Borna Coric (Croate – N°46 ATP). L’avenir du tennis mondial, plus jeune membre du top 50 mondial (46ème) à 19 ans. Le 3ème croate à remporter un Grand Chelem ?
BASKET-BALL : ÉQUIPE NATIONALE YOUGOSLAVE POUR LES JO 2016
Elle pourrait se composer des 14 joueurs suivants, en provenance des nations “actuelles” suivantes :
Bosnie-Herzégovine : Mirza Teletovic (Brooklyn Nets, NBA) – Jusuf Nurkic (Denver Nuggets, NBA) – Ognjen Kumic(Golden State Warriors, NBA)
Croatie : Ante Tomic (FC Barcelona, ESP) – Dario Saric (Efes Istanbul, TUR) – Bojan Bogdovic (Brooklyn Nets, NBA) -Damjan Rudez (Indiana Pacers, NBA)
Serbie : Nemanja Nedovic (Golden State Warriors, NBA) – Bojan Marjanovic (San Antonio Spurs, NBA) – Milos Teodosic (CSKA Moscou, RUS) – Nemanja Bjelica (Minnesota Timberwolves, NBA)
Monténégro : Nikola Mirotic (qui joue pour l’équipe d’Espagne / Chicago Bulls, NBA) – Nikola Pekovic (Minnesota Timberwolves, NBA) – Nikola Vucevic (Orlando Magics)
De quoi récupérer la suprématie européenne aux Espagnols et concurrencer les USA sur le toit du monde ?
FOOTBALL – ÉQUIPE NATIONALE YOUGOSLAVE POUR L’EURO 2016
Elle pourrait se composer des 28 joueurs suivants, en provenance des nations “actuelles” suivantes :
Croatie : Luka MODRIC (Real Madrid, ESP) – Ivan RAKITIC (FC Barcelone, ESP) – Mario MANDZUKIC (Juventus Turin, ITA) – Mateo KOVACIC (Real Madrid, ESP) – Nikola KALINIC (Fiorentina, ITA) – Ivan PERISIC (Inter Milan, ITA) – Dario SRNA (Shaktar Donestk, UKR) – Halen HALILOVIC (FC Barcelone, en prêt au Sporting GIJON, ESP) – Marcelo BROZOVIC (Inter Milan, ITA)

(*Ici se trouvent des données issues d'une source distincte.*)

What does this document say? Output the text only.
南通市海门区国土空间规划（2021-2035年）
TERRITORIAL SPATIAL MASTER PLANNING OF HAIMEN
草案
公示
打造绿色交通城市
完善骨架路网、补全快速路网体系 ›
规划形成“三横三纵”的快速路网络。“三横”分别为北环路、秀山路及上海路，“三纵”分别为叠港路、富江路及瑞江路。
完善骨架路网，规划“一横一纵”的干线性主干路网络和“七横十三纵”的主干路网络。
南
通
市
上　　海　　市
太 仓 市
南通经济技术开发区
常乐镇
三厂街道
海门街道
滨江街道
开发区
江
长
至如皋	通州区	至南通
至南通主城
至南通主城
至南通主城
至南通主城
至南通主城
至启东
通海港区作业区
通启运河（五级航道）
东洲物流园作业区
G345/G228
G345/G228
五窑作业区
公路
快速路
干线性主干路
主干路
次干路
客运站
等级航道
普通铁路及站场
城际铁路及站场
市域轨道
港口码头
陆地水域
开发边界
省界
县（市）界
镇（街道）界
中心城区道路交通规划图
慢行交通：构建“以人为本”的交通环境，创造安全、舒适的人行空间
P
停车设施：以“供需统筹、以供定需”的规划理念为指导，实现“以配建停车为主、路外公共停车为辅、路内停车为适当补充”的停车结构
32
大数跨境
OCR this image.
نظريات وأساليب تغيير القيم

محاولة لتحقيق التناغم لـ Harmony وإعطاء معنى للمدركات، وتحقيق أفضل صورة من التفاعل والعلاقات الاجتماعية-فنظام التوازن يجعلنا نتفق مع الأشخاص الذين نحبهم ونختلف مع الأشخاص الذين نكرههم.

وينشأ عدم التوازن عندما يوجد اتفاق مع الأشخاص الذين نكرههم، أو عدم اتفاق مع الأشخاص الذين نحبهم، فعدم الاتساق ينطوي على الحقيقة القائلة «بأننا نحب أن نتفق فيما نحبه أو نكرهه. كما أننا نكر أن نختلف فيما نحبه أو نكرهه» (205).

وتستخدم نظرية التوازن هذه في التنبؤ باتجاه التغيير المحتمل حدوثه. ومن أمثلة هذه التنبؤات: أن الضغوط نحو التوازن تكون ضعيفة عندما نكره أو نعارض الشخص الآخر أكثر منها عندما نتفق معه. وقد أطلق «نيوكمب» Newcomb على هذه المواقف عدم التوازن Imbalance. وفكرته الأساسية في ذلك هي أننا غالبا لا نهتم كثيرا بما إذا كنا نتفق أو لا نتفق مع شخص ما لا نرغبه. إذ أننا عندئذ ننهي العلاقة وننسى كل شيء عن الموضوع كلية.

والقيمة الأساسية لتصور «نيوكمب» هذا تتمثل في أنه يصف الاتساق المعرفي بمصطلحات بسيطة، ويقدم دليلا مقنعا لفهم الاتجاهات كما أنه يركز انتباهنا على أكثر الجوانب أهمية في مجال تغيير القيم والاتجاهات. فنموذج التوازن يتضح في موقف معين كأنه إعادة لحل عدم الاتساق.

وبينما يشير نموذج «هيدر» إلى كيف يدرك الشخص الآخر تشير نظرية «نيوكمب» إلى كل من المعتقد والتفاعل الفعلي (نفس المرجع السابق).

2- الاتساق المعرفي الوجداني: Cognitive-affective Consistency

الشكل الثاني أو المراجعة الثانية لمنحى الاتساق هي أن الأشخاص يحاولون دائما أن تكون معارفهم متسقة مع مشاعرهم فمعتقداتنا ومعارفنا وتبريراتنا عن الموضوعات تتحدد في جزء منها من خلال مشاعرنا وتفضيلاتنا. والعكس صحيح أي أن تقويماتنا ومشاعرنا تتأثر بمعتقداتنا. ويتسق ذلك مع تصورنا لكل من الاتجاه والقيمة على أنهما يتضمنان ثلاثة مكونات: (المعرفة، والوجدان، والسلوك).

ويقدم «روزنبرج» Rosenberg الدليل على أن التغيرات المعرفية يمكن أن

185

Serbie : Aleksandar MITROVIC (Newcastle, ANG) – Lazar MARKOVIC (Fenerbahce, TUR) – Alexandar KOLAROV(Manchester City, ANG) – Nemanja MATIC (Chelsea, ANG) – Adem LJAJIC (AS Roma, ITA) – Branislav IVANOCIC(Chelsea, ANG) – Matija NASTASIC (Schalke 04, ALL)
Bosnie-Herzégovine : Vedad IBISEVIC (Hertha Berlin, ALL) – Edin DZEKO (AS Roma, ITA) – Miralem PJANIC (AS Roma, ITA) – Senad LULIC (Lazio Roma, ITA) – Emir SPAHIC (Hambourg SV) – Asmir BEGOVIC (Chelsea, ANG)
Monténégro : Stevan JOVETIC (Inter Milan, ITA) – Stefan SAVIC (Atletico Madrid, ESP)
Slovénie : Josip ILICIC (Fiorentina, ITA) – Samir HANDANOVIC (Inter Milan, ITA) – Kevin KAMPL (Bayer Leverkusen, ALL)
Suède : Zlatan Ibrahimovic (PSG, France)…Né d’un père bosnien et d’une mère croate, il aurait pu jouer pour l’une des deux nations, et donc évidemment pour la Yougoslavie de l’époque.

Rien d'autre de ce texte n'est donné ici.